A woman training her core using a yoga ball

Actually strengthening your core back muscles that will be resting on that surface is another key method to helping your back. Research has determined that when you use core back muscle strengthening and stretching exercises, your spine is better supported during the day, and even at night while you twist and turn, resulting in less stress to your lower back.

This will go a long way in preventing a subsequent lower back pain flare-up and reduce the inflammation, discomfort, and aching that accompany such episodes.

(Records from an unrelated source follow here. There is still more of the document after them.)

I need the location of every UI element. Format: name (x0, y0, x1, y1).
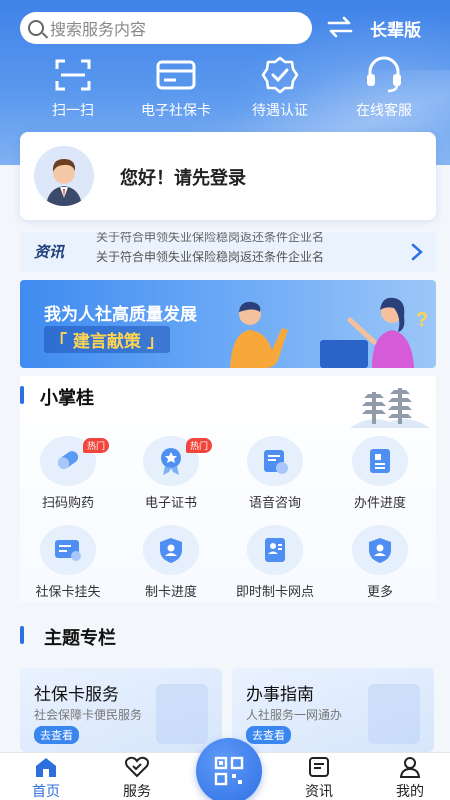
avatar (34, 146, 94, 206)
section-title-services: 小掌桂 (40, 388, 94, 409)
card-decoration (368, 684, 420, 744)
qr-code-icon (214, 756, 244, 786)
service-label: 制卡进度 (144, 585, 197, 600)
scan-icon (52, 56, 94, 94)
progress-doc-icon (352, 436, 408, 486)
pagoda-decoration (350, 388, 430, 428)
tab-label: 我的 (396, 784, 424, 800)
banner-subtitle: 「 建言献策 」 (44, 326, 170, 353)
service-scan-medicine[interactable]: 热门 扫码购药 (13, 436, 123, 516)
theme-card-guide[interactable]: 办事指南 人社服务一网通办 去查看 (232, 668, 434, 752)
tab-home[interactable]: 首页 (6, 753, 86, 800)
qr-scan-button[interactable] (196, 738, 262, 800)
quick-action-e-card[interactable]: 电子社保卡 (121, 56, 231, 122)
promo-banner[interactable]: 我为人社高质量发展 「 建言献策 」 ? (20, 280, 436, 368)
section-marker (20, 626, 24, 644)
service-label: 语音咨询 (248, 496, 301, 511)
card-progress-icon (143, 525, 199, 575)
service-label: 电子证书 (144, 496, 197, 511)
login-prompt: 您好！请先登录 (120, 168, 246, 189)
service-card-outlet[interactable]: 即时制卡网点 (220, 525, 330, 605)
card-loss-icon (40, 525, 96, 575)
login-card[interactable]: 您好！请先登录 (20, 132, 436, 220)
section-marker (20, 386, 24, 404)
view-button[interactable]: 去查看 (246, 726, 291, 744)
service-label: 更多 (366, 585, 393, 600)
service-label: 扫码购药 (41, 496, 94, 511)
chevron-right-icon (411, 243, 423, 261)
verify-badge-icon (259, 56, 301, 94)
service-heart-icon (124, 755, 150, 779)
headset-icon (363, 56, 405, 94)
elder-mode-toggle[interactable]: 长辈版 (370, 16, 421, 41)
banner-illustration-man (230, 301, 288, 368)
quick-action-verify[interactable]: 待遇认证 (225, 56, 335, 122)
quick-action-label: 电子社保卡 (141, 103, 211, 119)
section-title-themes: 主题专栏 (44, 628, 116, 649)
service-progress[interactable]: 办件进度 (325, 436, 435, 516)
voice-consult-icon (247, 436, 303, 486)
theme-card-social-card[interactable]: 社保卡服务 社会保障卡便民服务 去查看 (20, 668, 222, 752)
service-label: 社保卡挂失 (35, 585, 101, 600)
tab-label: 服务 (123, 784, 151, 800)
home-icon (33, 755, 59, 779)
tab-mine[interactable]: 我的 (370, 753, 450, 800)
search-placeholder: 搜索服务内容 (50, 20, 147, 39)
service-label: 办件进度 (353, 496, 406, 511)
news-tag: 资讯 (34, 243, 65, 261)
tab-services[interactable]: 服务 (97, 753, 177, 800)
quick-action-label: 待遇认证 (252, 103, 308, 119)
view-button[interactable]: 去查看 (34, 726, 79, 744)
news-ticker[interactable]: 资讯 关于符合申领失业保险稳岗返还条件企业名 关于符合申领失业保险稳岗返还条件企… (20, 232, 436, 272)
card-decoration (156, 684, 208, 744)
banner-title: 我为人社高质量发展 (44, 305, 197, 325)
service-card-progress[interactable]: 制卡进度 (116, 525, 226, 605)
news-headline-previous: 关于符合申领失业保险稳岗返还条件企业名 (96, 232, 325, 244)
theme-card-subtitle: 社会保障卡便民服务 (34, 708, 143, 722)
service-more[interactable]: 更多 (325, 525, 435, 605)
search-icon (28, 20, 44, 36)
quick-action-label: 在线客服 (356, 103, 412, 119)
tab-news[interactable]: 资讯 (279, 753, 359, 800)
search-bar[interactable]: 搜索服务内容 (20, 12, 312, 44)
svg-text:?: ? (416, 309, 428, 331)
service-e-certificate[interactable]: 热门 电子证书 (116, 436, 226, 516)
banner-illustration-woman: ? (320, 297, 428, 368)
quick-action-support[interactable]: 在线客服 (329, 56, 439, 122)
service-card-loss[interactable]: 社保卡挂失 (13, 525, 123, 605)
card-outlet-icon (247, 525, 303, 575)
service-voice-consult[interactable]: 语音咨询 (220, 436, 330, 516)
hot-badge: 热门 (186, 438, 213, 453)
switch-arrows-icon[interactable] (326, 16, 354, 38)
quick-action-scan[interactable]: 扫一扫 (18, 56, 128, 122)
tab-label: 首页 (32, 784, 60, 800)
service-label: 即时制卡网点 (235, 585, 314, 600)
card-icon (155, 56, 197, 94)
user-icon (397, 755, 423, 779)
more-icon (352, 525, 408, 575)
theme-card-subtitle: 人社服务一网通办 (246, 708, 343, 722)
tab-label: 资讯 (305, 784, 333, 800)
theme-card-title: 办事指南 (246, 685, 314, 705)
hot-badge: 热门 (83, 438, 110, 453)
news-icon (306, 755, 332, 779)
theme-card-title: 社保卡服务 (34, 685, 119, 705)
quick-action-label: 扫一扫 (52, 103, 94, 119)
news-headline: 关于符合申领失业保险稳岗返还条件企业名 (96, 250, 325, 264)
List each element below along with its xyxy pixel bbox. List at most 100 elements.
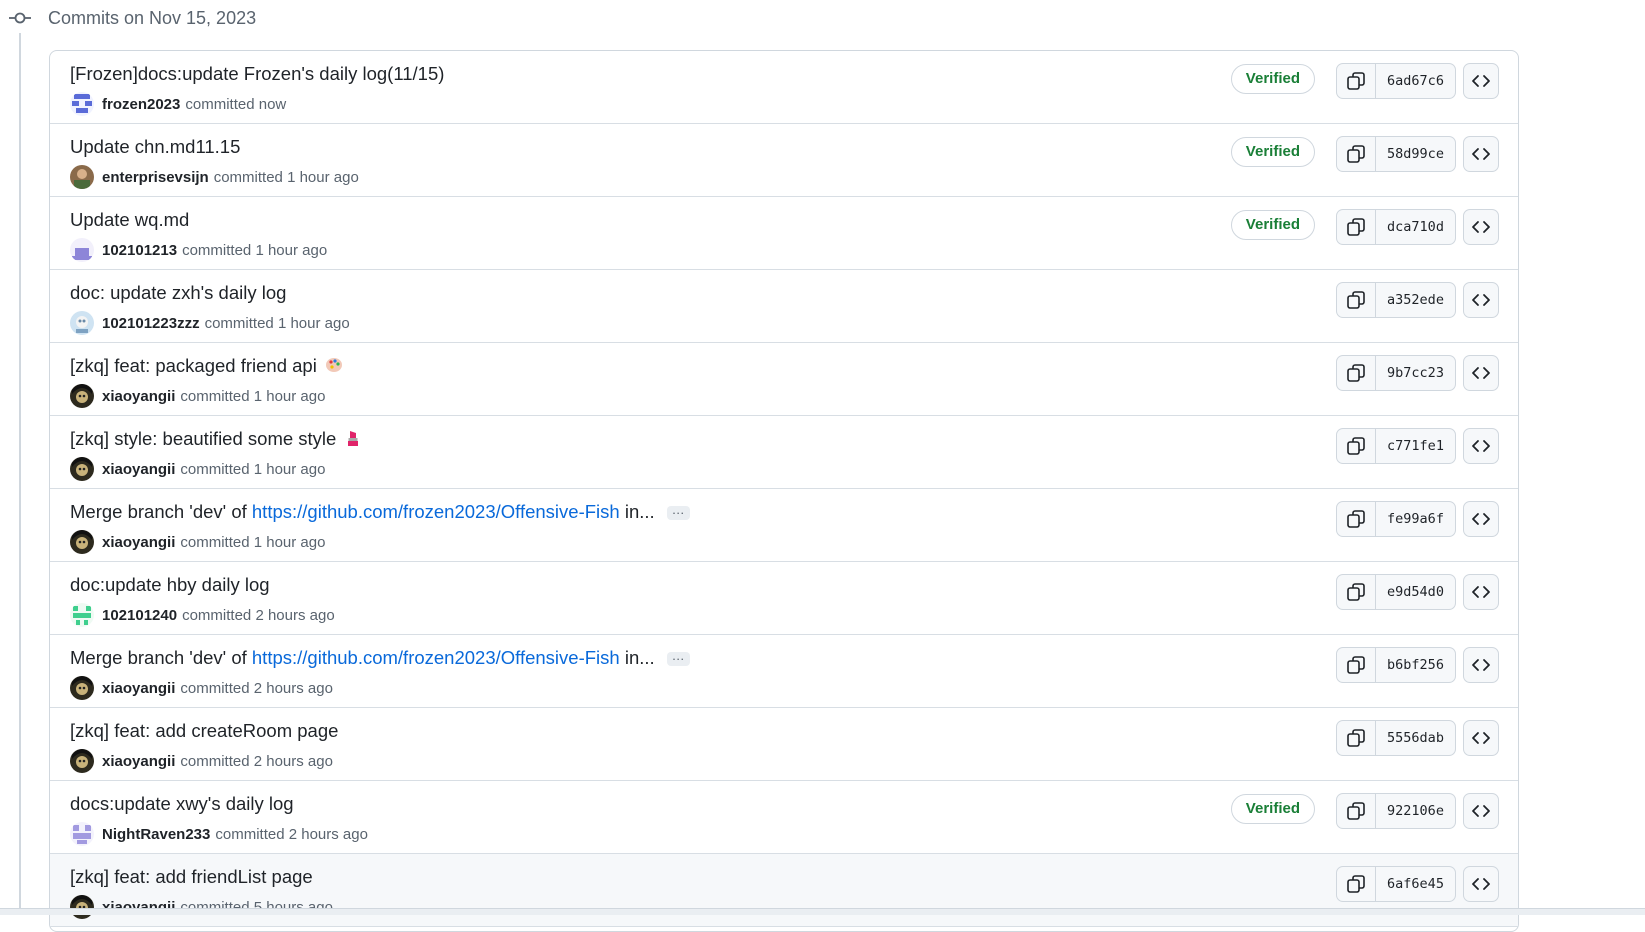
copy-sha-button[interactable] bbox=[1337, 283, 1376, 317]
commit-message[interactable]: [zkq] feat: add createRoom page bbox=[70, 720, 338, 742]
verified-badge[interactable]: Verified bbox=[1230, 64, 1315, 94]
commit-sha-link[interactable]: 9b7cc23 bbox=[1376, 356, 1455, 390]
avatar[interactable] bbox=[70, 603, 94, 627]
avatar[interactable] bbox=[70, 165, 94, 189]
verified-badge[interactable]: Verified bbox=[1230, 210, 1315, 240]
copy-sha-button[interactable] bbox=[1337, 356, 1376, 390]
copy-sha-button[interactable] bbox=[1337, 502, 1376, 536]
commit-sha-link[interactable]: 6ad67c6 bbox=[1376, 64, 1455, 98]
copy-sha-button[interactable] bbox=[1337, 794, 1376, 828]
browse-repository-button[interactable] bbox=[1463, 793, 1499, 829]
browse-repository-button[interactable] bbox=[1463, 574, 1499, 610]
commit-author[interactable]: 102101223zzz bbox=[102, 315, 200, 332]
sha-button-group: 9b7cc23 bbox=[1336, 355, 1456, 391]
commit-message[interactable]: doc:update hby daily log bbox=[70, 574, 270, 596]
copy-sha-button[interactable] bbox=[1337, 429, 1376, 463]
browse-repository-button[interactable] bbox=[1463, 647, 1499, 683]
avatar[interactable] bbox=[70, 457, 94, 481]
commit-message-text[interactable]: [zkq] feat: add friendList page bbox=[70, 866, 313, 887]
expand-message-button[interactable]: … bbox=[666, 503, 690, 521]
commit-message-suffix[interactable]: in... bbox=[620, 647, 655, 668]
copy-sha-button[interactable] bbox=[1337, 575, 1376, 609]
avatar[interactable] bbox=[70, 749, 94, 773]
verified-badge[interactable]: Verified bbox=[1230, 794, 1315, 824]
browse-repository-button[interactable] bbox=[1463, 355, 1499, 391]
commit-message-text[interactable]: [zkq] feat: packaged friend api bbox=[70, 355, 317, 376]
browse-repository-button[interactable] bbox=[1463, 866, 1499, 902]
copy-sha-button[interactable] bbox=[1337, 210, 1376, 244]
commit-message[interactable]: Update wq.md bbox=[70, 209, 189, 231]
commit-message-suffix[interactable]: in... bbox=[620, 501, 655, 522]
avatar[interactable] bbox=[70, 311, 94, 335]
commit-meta: xiaoyangii committed 1 hour ago bbox=[70, 457, 325, 481]
commit-group-title: Commits on Nov 15, 2023 bbox=[48, 8, 257, 28]
verified-badge[interactable]: Verified bbox=[1230, 137, 1315, 167]
commit-author[interactable]: 102101240 bbox=[102, 607, 177, 624]
commit-message-text[interactable]: [zkq] feat: add createRoom page bbox=[70, 720, 338, 741]
browse-repository-button[interactable] bbox=[1463, 720, 1499, 756]
commit-message[interactable]: doc: update zxh's daily log bbox=[70, 282, 286, 304]
commit-message[interactable]: [Frozen]docs:update Frozen's daily log(1… bbox=[70, 63, 444, 85]
avatar[interactable] bbox=[70, 238, 94, 262]
commit-author[interactable]: xiaoyangii bbox=[102, 753, 175, 770]
commit-message-text[interactable]: Update chn.md11.15 bbox=[70, 136, 240, 157]
commit-message-text[interactable]: doc: update zxh's daily log bbox=[70, 282, 286, 303]
commit-author[interactable]: frozen2023 bbox=[102, 96, 180, 113]
commit-author[interactable]: xiaoyangii bbox=[102, 680, 175, 697]
avatar[interactable] bbox=[70, 822, 94, 846]
commit-meta: xiaoyangii committed 2 hours ago bbox=[70, 749, 333, 773]
commit-message[interactable]: [zkq] feat: add friendList page bbox=[70, 866, 313, 888]
commit-message-link[interactable]: https://github.com/frozen2023/Offensive-… bbox=[252, 647, 620, 668]
sha-button-group: fe99a6f bbox=[1336, 501, 1456, 537]
browse-repository-button[interactable] bbox=[1463, 282, 1499, 318]
commit-message-text[interactable]: docs:update xwy's daily log bbox=[70, 793, 294, 814]
commit-meta: 102101223zzz committed 1 hour ago bbox=[70, 311, 350, 335]
commit-message-text[interactable]: Merge branch 'dev' of bbox=[70, 647, 252, 668]
commit-sha-link[interactable]: 58d99ce bbox=[1376, 137, 1455, 171]
commit-author[interactable]: enterprisevsijn bbox=[102, 169, 209, 186]
commit-sha-link[interactable]: dca710d bbox=[1376, 210, 1455, 244]
commit-sha-link[interactable]: e9d54d0 bbox=[1376, 575, 1455, 609]
code-icon bbox=[1471, 655, 1491, 675]
copy-sha-button[interactable] bbox=[1337, 721, 1376, 755]
commit-author[interactable]: xiaoyangii bbox=[102, 461, 175, 478]
commit-sha-link[interactable]: c771fe1 bbox=[1376, 429, 1455, 463]
commit-sha-link[interactable]: 922106e bbox=[1376, 794, 1455, 828]
commit-message[interactable]: Update chn.md11.15 bbox=[70, 136, 240, 158]
commit-message[interactable]: Merge branch 'dev' of https://github.com… bbox=[70, 647, 690, 669]
avatar[interactable] bbox=[70, 92, 94, 116]
commit-message-text[interactable]: [zkq] style: beautified some style bbox=[70, 428, 336, 449]
browse-repository-button[interactable] bbox=[1463, 209, 1499, 245]
commit-author[interactable]: 102101213 bbox=[102, 242, 177, 259]
commit-sha-link[interactable]: a352ede bbox=[1376, 283, 1455, 317]
commit-message[interactable]: docs:update xwy's daily log bbox=[70, 793, 294, 815]
avatar[interactable] bbox=[70, 676, 94, 700]
avatar[interactable] bbox=[70, 895, 94, 919]
avatar[interactable] bbox=[70, 530, 94, 554]
commit-sha-link[interactable]: fe99a6f bbox=[1376, 502, 1455, 536]
commit-message[interactable]: [zkq] feat: packaged friend api bbox=[70, 355, 343, 379]
browse-repository-button[interactable] bbox=[1463, 63, 1499, 99]
commit-message-text[interactable]: doc:update hby daily log bbox=[70, 574, 270, 595]
browse-repository-button[interactable] bbox=[1463, 136, 1499, 172]
commit-author[interactable]: xiaoyangii bbox=[102, 534, 175, 551]
browse-repository-button[interactable] bbox=[1463, 501, 1499, 537]
copy-sha-button[interactable] bbox=[1337, 648, 1376, 682]
expand-message-button[interactable]: … bbox=[666, 649, 690, 667]
copy-sha-button[interactable] bbox=[1337, 64, 1376, 98]
commit-message-link[interactable]: https://github.com/frozen2023/Offensive-… bbox=[252, 501, 620, 522]
commit-message-text[interactable]: [Frozen]docs:update Frozen's daily log(1… bbox=[70, 63, 444, 84]
copy-sha-button[interactable] bbox=[1337, 137, 1376, 171]
browse-repository-button[interactable] bbox=[1463, 428, 1499, 464]
avatar[interactable] bbox=[70, 384, 94, 408]
commit-message[interactable]: [zkq] style: beautified some style bbox=[70, 428, 362, 452]
commit-sha-link[interactable]: 6af6e45 bbox=[1376, 867, 1455, 901]
commit-message-text[interactable]: Update wq.md bbox=[70, 209, 189, 230]
commit-author[interactable]: NightRaven233 bbox=[102, 826, 210, 843]
commit-sha-link[interactable]: 5556dab bbox=[1376, 721, 1455, 755]
commit-message-text[interactable]: Merge branch 'dev' of bbox=[70, 501, 252, 522]
commit-sha-link[interactable]: b6bf256 bbox=[1376, 648, 1455, 682]
commit-message[interactable]: Merge branch 'dev' of https://github.com… bbox=[70, 501, 690, 523]
copy-sha-button[interactable] bbox=[1337, 867, 1376, 901]
commit-author[interactable]: xiaoyangii bbox=[102, 388, 175, 405]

Working on your body’s core also has so many other back health issue-resolving benefits moving forward, including these:

  • Releases natural pain relievers into your system like endorphins and serotonin
  • Promotes better circulation and oxygenation to your spinal tissues
  • Facilitates more rapid healing, including stressed back muscles
  • Helps reduce mental stress which can exacerbate lower back pain
  • Causes you to be more tired at bedtime which will help you sleep soundly

Bottom line: A stronger back and trunk muscle core will help you sleep soundly during the night, while warding off the unwanted lower back pain.

In Conclusion

Good posture even in bed leads to a deeper sleep, and all these pointers should guide you to a stronger, healthier, happy back.

Disclaimer: The content provided on this website is for informational purposes only and is not intended as a substitute for professional medical advice, diagnosis, or treatment. Always seek the advice of your physician or other qualified health provider with any questions you may have regarding a medical condition.